BUSTO ARSIZIO – Ha preso il via con meno di cinquanta persone presenti ai Molini Marzoli il percorso partecipativo del nuovo Piano di Governo del Territorio di Busto Arsizio. «Chi non parla ora non può lamentarsi» le parole con cui il neo-delegato all’urbanistica, il vicesindaco Luca Folegani, ha aperto la prima giornata di un mese intenso di appuntamenti aperti alla cittadinanza per «collaborare al disegno della Busto di domani». In sala gli estensori del Piano, gli architetti Fabio Ceci e Antonio Mugnai, che hanno poi guidato i primi gruppi di lavoro che porteranno, al termine di queste iniziative di partecipazione, a delineare i “temi e luoghi strategici” della città.

I temi strategici

«È un percorso fondamentale per il futuro della città – le parole dell’assessore all’urbanistica Luca Folegani – non c’è miglior esempio di democrazia partecipata, tema di cui spesso ci si riempie la bocca, di questa occasione, per i cittadini, di lavorare sulla città. Busto Arsizio va considerata alla stregua di un capoluogo di provincia, non hinterland di Milano. Ha un potenziale assurdo e noi abbiamo di dovere di sfruttare queste potenzialità. Un compito che abbiamo tutti insieme, in primis voi cittadini artefici di questo progetto. Come politica faremo tesoro delle vostre proposte e assieme agli estensori le porteremo avanti». L’architetto Fabio Ceci ha poi elencato i temi strategici definiti dal consiglio comunale prima dell’estate: «Il ruolo di Busto nell’area vasta, il consumo di suolo, la città pubblica e la centralità dei quartieri, la distribuzione dei servizi pubblici, il patrimonio culturale e identitario, la rigenerazione urbana e le aree dismesse, la questione energetica, il tessuto urbano misto (la cosiddetta mixitè sociale e funzionale), la logistica, la mobilità sostenibile e le infrastrutture».

Microfoni aperti

Quando il microfono è stato aperto ai cittadini e agli stakeholder, sono emerse una serie di criticità ma anche di proposte su cui ragionare nella stesura del nuovo piano urbanistico della città.

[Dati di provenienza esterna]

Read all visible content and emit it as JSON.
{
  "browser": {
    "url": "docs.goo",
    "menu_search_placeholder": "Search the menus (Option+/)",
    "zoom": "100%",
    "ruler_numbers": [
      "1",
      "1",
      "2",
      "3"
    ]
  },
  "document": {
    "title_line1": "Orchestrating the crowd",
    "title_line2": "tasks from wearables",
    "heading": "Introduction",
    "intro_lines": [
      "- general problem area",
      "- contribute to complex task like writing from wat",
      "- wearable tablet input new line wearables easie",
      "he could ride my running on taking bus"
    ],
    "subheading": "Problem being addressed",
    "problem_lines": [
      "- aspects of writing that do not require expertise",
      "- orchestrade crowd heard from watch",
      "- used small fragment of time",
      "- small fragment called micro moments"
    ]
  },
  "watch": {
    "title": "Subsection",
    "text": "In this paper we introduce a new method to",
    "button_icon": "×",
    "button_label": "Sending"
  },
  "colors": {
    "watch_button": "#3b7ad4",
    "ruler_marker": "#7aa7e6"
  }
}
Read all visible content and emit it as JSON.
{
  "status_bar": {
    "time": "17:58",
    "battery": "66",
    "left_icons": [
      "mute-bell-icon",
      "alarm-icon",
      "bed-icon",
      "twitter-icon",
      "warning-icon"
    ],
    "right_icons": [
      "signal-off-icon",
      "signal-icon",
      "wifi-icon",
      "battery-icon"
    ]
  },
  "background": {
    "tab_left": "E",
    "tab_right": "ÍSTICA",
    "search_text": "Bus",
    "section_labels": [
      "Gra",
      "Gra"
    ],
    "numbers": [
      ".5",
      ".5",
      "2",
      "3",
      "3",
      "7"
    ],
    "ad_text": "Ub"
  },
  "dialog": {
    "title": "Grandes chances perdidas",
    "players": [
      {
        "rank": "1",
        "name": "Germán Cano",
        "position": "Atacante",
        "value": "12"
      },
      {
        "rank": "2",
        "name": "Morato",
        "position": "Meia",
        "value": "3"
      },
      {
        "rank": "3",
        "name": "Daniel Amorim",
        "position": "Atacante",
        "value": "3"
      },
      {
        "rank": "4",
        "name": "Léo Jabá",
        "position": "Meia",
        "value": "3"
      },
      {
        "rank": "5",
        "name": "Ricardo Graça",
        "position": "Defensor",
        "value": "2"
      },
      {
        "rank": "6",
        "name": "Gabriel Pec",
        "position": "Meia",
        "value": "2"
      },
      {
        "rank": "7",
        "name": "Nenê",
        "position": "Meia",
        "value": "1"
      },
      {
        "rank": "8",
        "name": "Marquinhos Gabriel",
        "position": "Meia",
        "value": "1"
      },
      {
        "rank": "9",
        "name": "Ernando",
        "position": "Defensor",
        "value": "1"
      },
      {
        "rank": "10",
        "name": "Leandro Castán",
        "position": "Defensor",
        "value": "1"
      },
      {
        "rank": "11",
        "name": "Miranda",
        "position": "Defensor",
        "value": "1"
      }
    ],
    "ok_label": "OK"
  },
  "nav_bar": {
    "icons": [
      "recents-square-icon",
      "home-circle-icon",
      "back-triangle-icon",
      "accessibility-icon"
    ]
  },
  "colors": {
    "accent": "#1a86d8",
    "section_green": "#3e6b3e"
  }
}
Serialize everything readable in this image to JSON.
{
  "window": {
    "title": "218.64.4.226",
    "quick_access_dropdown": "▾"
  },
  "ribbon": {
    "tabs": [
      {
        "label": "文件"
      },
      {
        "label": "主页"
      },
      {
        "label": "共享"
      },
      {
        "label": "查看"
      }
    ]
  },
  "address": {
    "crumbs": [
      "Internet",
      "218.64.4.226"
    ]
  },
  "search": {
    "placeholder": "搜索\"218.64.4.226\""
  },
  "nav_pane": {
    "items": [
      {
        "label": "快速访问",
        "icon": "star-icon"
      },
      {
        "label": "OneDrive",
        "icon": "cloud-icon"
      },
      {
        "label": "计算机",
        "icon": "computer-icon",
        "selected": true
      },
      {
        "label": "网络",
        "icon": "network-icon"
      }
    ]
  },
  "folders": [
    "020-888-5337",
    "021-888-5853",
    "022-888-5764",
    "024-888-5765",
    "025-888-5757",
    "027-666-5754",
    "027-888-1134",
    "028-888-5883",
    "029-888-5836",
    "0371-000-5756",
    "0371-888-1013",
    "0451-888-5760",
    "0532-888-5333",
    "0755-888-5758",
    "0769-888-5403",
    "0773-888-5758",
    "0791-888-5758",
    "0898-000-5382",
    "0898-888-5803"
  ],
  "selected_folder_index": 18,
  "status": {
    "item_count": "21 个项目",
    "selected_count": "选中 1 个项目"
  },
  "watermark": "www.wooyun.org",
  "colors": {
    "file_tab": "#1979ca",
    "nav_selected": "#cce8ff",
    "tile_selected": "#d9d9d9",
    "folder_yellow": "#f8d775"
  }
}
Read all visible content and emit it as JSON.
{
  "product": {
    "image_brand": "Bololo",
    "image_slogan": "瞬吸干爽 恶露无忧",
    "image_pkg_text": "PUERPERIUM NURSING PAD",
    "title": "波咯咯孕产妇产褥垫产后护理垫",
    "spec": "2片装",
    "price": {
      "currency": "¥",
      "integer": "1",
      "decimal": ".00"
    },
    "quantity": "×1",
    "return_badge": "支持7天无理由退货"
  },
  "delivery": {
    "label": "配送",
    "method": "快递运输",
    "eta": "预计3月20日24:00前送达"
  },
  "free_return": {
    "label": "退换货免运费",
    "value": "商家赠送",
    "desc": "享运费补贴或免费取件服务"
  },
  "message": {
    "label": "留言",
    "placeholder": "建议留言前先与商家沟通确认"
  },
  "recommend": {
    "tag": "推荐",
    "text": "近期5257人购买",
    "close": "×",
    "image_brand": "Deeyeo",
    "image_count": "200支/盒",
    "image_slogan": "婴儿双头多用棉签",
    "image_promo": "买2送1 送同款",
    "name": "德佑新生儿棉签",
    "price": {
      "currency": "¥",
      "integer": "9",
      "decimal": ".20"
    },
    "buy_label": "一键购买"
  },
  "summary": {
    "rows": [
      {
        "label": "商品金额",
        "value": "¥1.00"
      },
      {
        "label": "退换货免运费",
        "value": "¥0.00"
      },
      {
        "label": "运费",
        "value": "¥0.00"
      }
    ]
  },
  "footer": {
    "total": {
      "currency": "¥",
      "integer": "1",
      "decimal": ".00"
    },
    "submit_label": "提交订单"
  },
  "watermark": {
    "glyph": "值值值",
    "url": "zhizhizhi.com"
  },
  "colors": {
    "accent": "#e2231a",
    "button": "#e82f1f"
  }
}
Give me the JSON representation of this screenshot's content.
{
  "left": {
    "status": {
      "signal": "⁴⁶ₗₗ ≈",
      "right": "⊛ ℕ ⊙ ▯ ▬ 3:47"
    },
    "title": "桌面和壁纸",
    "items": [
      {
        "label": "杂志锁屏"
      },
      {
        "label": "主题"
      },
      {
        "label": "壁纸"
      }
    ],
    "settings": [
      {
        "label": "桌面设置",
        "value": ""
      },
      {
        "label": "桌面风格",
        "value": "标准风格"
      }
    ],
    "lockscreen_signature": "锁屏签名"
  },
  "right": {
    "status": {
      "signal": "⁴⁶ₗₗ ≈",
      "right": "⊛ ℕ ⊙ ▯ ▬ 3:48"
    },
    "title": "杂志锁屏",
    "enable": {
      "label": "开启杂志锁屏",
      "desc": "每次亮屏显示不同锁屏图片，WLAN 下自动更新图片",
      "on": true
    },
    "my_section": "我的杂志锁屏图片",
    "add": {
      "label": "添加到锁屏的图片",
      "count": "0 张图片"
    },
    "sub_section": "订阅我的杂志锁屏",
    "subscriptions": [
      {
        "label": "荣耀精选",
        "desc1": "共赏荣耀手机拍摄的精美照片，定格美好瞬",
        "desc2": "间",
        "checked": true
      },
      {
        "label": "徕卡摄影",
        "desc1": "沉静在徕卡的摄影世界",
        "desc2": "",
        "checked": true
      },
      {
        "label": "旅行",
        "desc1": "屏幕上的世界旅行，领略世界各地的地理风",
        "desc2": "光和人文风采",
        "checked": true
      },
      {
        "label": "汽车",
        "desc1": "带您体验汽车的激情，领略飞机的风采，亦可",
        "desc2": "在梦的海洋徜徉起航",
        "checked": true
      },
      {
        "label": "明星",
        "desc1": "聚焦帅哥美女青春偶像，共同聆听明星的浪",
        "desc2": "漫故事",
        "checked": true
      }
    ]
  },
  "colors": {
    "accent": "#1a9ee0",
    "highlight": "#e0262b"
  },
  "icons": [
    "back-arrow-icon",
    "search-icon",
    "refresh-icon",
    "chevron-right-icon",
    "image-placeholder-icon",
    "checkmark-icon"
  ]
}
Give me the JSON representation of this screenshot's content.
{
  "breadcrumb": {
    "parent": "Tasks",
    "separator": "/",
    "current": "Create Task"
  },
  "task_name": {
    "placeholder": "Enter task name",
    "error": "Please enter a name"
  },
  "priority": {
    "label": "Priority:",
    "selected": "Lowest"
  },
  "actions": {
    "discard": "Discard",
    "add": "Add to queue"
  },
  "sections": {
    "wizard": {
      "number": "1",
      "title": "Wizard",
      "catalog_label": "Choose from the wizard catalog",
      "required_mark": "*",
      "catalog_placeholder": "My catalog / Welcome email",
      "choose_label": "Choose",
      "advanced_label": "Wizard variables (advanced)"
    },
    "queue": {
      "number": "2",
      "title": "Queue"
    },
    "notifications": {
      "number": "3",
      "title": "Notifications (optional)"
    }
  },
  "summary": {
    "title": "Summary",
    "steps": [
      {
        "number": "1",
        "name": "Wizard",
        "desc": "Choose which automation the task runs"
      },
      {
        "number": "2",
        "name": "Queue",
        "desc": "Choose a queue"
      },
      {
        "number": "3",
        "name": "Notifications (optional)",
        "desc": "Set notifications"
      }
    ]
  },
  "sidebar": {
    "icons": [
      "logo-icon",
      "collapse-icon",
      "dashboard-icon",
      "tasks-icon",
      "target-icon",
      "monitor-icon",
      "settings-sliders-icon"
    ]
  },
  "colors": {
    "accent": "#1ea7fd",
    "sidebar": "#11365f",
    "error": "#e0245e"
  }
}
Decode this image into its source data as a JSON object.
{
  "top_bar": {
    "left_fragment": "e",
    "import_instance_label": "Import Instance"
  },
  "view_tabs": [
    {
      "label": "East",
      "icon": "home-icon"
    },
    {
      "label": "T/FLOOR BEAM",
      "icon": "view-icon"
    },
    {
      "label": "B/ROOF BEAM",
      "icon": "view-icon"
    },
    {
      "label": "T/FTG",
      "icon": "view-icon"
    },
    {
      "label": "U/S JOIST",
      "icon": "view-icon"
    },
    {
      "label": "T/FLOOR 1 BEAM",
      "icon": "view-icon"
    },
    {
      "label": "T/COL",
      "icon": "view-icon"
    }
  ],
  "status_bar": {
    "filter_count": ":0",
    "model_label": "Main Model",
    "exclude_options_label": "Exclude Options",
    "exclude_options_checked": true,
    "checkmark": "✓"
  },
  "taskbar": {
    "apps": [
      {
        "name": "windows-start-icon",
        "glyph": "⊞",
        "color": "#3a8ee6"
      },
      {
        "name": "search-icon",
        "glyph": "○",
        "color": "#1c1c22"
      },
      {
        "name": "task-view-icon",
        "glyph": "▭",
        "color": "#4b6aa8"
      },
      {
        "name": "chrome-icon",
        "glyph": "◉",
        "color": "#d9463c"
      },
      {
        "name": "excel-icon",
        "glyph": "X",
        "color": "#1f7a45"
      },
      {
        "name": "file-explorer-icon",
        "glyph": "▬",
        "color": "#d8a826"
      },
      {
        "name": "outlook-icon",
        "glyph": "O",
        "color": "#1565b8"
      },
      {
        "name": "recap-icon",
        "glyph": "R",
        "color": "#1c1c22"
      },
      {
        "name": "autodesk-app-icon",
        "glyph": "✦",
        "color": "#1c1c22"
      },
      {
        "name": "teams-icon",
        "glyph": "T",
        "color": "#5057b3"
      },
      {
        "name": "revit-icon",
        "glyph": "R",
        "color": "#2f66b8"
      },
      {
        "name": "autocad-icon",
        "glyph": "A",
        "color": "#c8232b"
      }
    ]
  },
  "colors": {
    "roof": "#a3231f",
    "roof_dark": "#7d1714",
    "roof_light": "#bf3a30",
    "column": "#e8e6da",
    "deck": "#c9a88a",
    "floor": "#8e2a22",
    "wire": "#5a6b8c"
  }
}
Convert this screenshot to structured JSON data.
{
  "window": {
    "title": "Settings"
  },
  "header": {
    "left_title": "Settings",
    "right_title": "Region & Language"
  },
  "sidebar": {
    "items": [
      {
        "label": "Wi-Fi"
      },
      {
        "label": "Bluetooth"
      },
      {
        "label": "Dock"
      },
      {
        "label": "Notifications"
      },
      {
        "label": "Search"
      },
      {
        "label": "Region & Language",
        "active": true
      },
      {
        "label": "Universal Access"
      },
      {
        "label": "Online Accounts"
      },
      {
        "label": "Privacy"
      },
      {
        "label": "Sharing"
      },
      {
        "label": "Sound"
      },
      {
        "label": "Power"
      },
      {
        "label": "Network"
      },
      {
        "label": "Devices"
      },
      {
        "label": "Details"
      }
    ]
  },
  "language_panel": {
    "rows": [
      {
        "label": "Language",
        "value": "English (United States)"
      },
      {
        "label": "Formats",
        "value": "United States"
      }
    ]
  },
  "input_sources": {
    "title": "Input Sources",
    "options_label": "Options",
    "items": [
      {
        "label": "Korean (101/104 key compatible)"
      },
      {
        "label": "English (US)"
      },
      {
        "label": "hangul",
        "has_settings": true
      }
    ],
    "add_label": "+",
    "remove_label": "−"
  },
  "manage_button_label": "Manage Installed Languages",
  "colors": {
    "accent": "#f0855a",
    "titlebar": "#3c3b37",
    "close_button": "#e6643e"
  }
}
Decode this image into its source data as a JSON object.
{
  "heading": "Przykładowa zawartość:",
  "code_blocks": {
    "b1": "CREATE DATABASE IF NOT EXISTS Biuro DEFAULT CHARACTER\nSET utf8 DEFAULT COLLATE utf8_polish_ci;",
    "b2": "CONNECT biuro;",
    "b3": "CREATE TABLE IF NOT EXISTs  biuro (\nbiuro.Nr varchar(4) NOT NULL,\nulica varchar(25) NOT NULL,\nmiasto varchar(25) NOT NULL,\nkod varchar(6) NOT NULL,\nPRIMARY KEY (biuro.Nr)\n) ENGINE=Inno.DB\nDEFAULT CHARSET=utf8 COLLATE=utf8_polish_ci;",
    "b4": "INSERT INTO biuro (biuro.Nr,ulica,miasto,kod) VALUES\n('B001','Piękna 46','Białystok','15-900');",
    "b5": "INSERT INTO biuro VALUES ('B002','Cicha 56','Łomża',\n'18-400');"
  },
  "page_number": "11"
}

A partire dai residenti di via Caprera, che chiedono conto del futuro dell’ex scalo merci Hupac alla sinistra della stazione FS, «un’area in cui ci sono ancora lavori e movimentazione giorno e notte sotto le nostre case che creano disagio ai cittadini». La presidente di Legambiente Paola Gandini solleva il tema della necessità di «grandi parchi urbani in città per andare a correre e fare sport», mentre l’architetto Alberto Grandi, già consigliere comunale, pone l’accento sul tema del cambiamento climatico. «È il momento di scelte coraggiose, tra il centro e la periferia ci sono 4-6 gradi di differenza in estate». L’architetto Giovanni Latorre, rilancia l’esigenza della “vecchia” tangenziale – la cosiddetta “secante” tra l’autostrada e la zona industriale – ma anche il suo vecchio progetto ambiziosissimo della Darsena a Sacconago. La consigliera PD Cinzia Berutti invita a «guardare un po’ più lontano, alle generazioni che verranno, e si chiede «fino a quando si parlerà di sviluppo. Busto è già oltremodo sviluppata, non è più solo una città perché non ha barriere rispetto ai comuni limitrofi».